Here’s another wasp I’m not quite sure I correctly identified.  I believe it is a Spider Wasp.  Regardless, it was one of the pollinators that shared their meadow with me in early September.  Like other wasps and bees I’ve photographed, this one didn’t seem to pay any attention to my presence.  Perhaps because I was sitting still and it approached me rather than the other way around.

From what I’ve read Spider Wasps can be aggressive and have quite a painful sting.  I guess it’s a good thing it didn’t mind me being there.
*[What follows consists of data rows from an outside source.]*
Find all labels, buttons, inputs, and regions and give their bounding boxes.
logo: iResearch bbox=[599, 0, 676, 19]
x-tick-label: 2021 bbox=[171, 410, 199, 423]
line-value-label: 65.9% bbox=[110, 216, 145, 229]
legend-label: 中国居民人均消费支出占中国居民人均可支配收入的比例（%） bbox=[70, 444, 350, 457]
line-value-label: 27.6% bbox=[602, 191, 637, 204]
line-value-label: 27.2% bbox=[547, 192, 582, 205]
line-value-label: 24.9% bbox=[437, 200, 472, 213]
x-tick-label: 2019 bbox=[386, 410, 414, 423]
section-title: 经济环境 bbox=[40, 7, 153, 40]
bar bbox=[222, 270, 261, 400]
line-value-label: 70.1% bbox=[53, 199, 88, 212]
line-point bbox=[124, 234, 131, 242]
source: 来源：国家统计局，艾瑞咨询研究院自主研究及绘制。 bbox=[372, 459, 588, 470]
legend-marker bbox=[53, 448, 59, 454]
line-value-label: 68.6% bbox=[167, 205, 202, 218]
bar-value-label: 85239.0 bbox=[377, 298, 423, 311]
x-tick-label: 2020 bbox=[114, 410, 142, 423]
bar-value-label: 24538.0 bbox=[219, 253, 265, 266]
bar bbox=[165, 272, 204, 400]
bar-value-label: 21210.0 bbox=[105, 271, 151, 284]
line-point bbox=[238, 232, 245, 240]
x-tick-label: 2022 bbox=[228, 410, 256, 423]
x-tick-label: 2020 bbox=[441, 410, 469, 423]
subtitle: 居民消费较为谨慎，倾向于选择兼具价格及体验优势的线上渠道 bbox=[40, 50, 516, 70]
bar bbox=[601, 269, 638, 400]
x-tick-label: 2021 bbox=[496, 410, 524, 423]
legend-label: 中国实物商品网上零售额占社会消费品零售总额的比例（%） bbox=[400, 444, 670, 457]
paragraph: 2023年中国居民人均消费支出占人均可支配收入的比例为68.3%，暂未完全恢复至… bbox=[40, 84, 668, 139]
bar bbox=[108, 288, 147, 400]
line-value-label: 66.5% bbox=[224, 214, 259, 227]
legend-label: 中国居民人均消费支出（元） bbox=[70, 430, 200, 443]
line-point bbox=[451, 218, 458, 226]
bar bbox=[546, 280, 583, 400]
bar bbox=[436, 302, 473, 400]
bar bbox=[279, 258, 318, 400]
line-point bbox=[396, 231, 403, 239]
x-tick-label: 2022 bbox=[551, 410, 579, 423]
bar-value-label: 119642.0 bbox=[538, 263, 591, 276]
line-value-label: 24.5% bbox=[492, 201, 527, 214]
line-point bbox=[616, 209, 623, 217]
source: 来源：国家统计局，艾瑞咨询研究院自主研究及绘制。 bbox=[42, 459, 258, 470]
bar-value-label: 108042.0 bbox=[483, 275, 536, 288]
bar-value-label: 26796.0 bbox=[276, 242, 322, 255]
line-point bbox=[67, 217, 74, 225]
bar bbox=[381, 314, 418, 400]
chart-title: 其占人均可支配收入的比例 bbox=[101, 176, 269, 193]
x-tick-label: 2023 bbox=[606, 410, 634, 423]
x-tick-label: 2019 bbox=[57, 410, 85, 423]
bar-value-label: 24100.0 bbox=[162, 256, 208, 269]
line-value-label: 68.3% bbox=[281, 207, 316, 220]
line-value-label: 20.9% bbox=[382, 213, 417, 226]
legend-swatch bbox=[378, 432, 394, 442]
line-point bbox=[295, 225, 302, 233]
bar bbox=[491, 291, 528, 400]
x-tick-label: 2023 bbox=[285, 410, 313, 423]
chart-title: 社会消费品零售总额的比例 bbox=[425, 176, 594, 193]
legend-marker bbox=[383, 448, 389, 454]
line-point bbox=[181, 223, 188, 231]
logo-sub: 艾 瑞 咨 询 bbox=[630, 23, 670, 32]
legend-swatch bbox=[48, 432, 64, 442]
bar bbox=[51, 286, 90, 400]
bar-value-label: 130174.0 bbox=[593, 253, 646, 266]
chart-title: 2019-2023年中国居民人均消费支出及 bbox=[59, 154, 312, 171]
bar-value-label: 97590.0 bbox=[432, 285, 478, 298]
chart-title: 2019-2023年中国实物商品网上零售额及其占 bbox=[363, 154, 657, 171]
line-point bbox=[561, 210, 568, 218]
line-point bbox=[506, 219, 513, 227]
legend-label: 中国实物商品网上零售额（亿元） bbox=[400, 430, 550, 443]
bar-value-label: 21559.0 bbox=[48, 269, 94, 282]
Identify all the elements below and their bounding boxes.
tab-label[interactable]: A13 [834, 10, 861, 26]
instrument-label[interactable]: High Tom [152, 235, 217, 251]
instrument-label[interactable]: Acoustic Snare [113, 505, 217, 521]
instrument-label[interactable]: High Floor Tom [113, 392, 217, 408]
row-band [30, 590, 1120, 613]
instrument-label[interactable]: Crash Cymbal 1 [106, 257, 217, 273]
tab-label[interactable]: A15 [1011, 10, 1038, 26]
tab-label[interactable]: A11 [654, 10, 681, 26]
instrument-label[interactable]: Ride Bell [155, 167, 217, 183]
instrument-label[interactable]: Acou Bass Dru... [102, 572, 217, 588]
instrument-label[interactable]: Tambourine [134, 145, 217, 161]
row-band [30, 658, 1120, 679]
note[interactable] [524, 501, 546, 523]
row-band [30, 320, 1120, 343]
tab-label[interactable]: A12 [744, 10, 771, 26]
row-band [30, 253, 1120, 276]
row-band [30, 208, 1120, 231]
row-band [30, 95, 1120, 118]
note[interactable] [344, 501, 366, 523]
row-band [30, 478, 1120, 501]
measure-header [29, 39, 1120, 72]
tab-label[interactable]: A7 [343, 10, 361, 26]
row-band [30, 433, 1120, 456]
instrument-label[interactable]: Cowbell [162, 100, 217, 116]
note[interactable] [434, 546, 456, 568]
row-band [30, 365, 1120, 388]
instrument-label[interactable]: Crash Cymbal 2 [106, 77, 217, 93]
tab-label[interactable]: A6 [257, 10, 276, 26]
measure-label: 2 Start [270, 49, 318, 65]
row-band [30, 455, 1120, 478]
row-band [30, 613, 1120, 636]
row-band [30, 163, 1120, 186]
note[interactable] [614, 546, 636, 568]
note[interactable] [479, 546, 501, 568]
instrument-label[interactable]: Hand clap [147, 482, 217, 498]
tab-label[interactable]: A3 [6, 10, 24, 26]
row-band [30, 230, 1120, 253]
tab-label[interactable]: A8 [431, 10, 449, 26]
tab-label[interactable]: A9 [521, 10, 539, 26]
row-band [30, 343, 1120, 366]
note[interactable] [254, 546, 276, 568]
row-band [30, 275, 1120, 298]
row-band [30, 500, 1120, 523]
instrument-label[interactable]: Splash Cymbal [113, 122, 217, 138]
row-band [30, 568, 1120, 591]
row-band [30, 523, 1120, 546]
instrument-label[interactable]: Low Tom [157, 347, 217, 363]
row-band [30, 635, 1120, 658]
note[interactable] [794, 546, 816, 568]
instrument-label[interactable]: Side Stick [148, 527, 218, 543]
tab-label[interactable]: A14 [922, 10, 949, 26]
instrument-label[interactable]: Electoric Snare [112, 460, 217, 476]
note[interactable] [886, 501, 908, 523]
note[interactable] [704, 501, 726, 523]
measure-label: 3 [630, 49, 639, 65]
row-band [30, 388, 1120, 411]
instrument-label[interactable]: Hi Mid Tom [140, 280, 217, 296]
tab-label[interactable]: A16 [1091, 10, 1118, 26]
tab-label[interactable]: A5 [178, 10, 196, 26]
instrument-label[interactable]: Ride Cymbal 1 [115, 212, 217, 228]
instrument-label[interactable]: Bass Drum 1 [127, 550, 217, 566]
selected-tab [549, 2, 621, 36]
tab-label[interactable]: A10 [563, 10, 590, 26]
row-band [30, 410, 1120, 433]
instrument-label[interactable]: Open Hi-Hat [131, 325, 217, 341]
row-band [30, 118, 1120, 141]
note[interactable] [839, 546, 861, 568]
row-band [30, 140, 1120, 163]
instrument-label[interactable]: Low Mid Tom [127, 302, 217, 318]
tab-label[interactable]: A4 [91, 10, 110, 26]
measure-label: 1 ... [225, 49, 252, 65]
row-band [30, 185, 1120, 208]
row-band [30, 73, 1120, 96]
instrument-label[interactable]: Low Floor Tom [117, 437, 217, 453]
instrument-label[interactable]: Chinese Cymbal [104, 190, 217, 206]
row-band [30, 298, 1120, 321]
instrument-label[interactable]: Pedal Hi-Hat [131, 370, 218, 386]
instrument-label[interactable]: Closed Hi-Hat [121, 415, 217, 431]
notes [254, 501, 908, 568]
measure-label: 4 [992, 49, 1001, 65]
Eastern Carpenter Bee Landing On Thin-Leaved Sunflower

photograph of an Eastern Carpenter Bee landing on a Thin-Leaved Sunflower

During a photo outing to shoot wildflowers I decided to take a few backlit shots.  In the process I began tracking a few Eastern Carpenter Bees as they passed by.  I was lucky enough to capture this one as it prepared to land on a thin-leaved sunflower.

I like the way backlit flowers almost glow but that’s pretty easy to predict, setup and shoot.  After all, except for the wind, the flowers aren’t really moving.  I was really pleased with the lighting of the bee in this photo.

Like most of the photos on my blog, you can click the image to open a larger version of the photo.  Check out all the pollen covering this bee.  This clearly wasn’t its first flower of the day.


Ailanthus Webworm Moth

photograph of an Ailanthus Webworm Moth on wildflowers

This Ailanthus Webworm Moth was making its way among wildflowers when I saw it in early September.


Eastern Carpenter Bee on Wildflowers I

photograph of an Eastern Carpenter Bee on wildflowers

The Eastern Carpenter Bee is easily confused with the American Bumble Bee.  While the bumble bee is covered covered in fuzzy hair, the carpenter bee is missing the fuzz from its abdomen.


Pennsylvania Leatherwing Beetle on Thin-Leaved Sunflower

photograph of a Pennsylvania Leatherwing Beetle on Thin-Leaved Sunflower

At first I thought the beetle on this thin-leaved sunflower was a soldier beetle but something didn’t look quite right.  Looking more closely I’ve identified it as a Pennsylvania Leatherwing Beetle.  According to insectidentification.org, the Pennsylvania Leatherwing Beetle is highly beneficial in their predation of aphids.  As a bonus, their quest for insect prey turns them into efficient pollinators.